Thermostatic radiator valves cause all kinds of issues in community buildings – users disagree about the settings, wrench them on and off, and then they break. It doesn’t help that most people think that they higher they are set, the faster the space will heat up. That’s not true. They just either let the hot water from the boiler into the radiator or not, depending on what the thermostat in the TRV says. Since high is 26C, turning it up to high just makes the system overshoot and waste energy until something thinks to turn them down again.
Despite this, many community buildings have TRVs. Part of session 3 looks at what can be done to improve the situation. Some of these are cheap interim fixes, like installing cheap pins that keep users from turning the dial outside set limits Some are more expensive – but still nothing like a complete system refit – that involve getting controls that only let users do things that are useful for them, don’t affect future building users, and not too wasteful.
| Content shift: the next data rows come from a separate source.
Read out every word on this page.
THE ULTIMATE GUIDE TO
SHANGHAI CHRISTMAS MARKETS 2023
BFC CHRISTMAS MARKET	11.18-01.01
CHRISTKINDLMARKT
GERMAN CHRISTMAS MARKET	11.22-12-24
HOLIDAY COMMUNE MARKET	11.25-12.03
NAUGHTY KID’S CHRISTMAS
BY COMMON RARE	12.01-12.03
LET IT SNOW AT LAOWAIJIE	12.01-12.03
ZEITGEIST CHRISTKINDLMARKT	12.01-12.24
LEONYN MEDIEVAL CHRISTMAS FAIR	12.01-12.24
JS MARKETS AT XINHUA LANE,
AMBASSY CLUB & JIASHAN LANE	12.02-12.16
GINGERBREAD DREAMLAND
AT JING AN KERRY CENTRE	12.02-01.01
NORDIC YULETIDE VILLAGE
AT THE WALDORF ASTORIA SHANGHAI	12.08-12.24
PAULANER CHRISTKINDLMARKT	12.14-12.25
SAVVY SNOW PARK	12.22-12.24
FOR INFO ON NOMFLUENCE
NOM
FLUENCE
The fix we’re thinking about today is mid-price and involves changing the TRVs for ones that are programmable. Today’s fix is mid-way between these two. There are cheap ones for around £15 that let the building manager programme in 6 temperature changes in a day, enough for at least 3 events that might take different temperatures. This one has a child lock which is likely to stop most attempts to alter its setting. They run off 2 AA batteries for around 2 years and have other features such as occasionally moving the valve during the summer months to stop it sticking and failing to open when winter arrives.
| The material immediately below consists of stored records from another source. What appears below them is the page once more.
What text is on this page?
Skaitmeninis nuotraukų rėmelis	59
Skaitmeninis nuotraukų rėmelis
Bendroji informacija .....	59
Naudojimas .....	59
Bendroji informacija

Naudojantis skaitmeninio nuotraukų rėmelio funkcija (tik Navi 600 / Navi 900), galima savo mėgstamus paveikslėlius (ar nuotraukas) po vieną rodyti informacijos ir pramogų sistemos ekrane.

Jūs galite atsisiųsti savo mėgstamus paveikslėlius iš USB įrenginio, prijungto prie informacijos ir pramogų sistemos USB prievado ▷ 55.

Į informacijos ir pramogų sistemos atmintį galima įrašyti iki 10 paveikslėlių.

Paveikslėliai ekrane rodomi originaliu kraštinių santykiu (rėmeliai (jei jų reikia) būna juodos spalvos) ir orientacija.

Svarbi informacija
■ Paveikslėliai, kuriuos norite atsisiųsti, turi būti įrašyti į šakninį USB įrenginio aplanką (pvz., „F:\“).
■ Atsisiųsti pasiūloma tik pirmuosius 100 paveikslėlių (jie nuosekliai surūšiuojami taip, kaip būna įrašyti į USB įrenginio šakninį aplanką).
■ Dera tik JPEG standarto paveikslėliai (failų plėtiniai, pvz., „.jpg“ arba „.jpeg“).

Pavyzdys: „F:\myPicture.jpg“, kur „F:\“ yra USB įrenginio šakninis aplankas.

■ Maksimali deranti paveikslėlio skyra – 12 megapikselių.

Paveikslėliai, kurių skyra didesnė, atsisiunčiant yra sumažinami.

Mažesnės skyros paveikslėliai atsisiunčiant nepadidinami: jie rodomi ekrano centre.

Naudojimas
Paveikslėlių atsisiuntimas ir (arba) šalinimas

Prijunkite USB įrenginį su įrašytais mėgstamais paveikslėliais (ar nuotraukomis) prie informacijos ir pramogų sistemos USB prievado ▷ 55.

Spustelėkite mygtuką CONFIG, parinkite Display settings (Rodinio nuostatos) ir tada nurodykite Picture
There’s a definite up-side to using them – stopping the TRV wars – and downsides too. The facade is tiny and a pain to set, and doesn’t guarantee others won’t fiddle with it as the lock isn’t that hard to find and overcome. This approach is only suitable for venues with very regular diaries. It doesn’t give users any control – but it only takes a little experience to find out that users will always find some way of making themselves comfortable, even if it means bringing in space heaters or leaving emergency exits open. It might still be a good temporary solution for some spaces.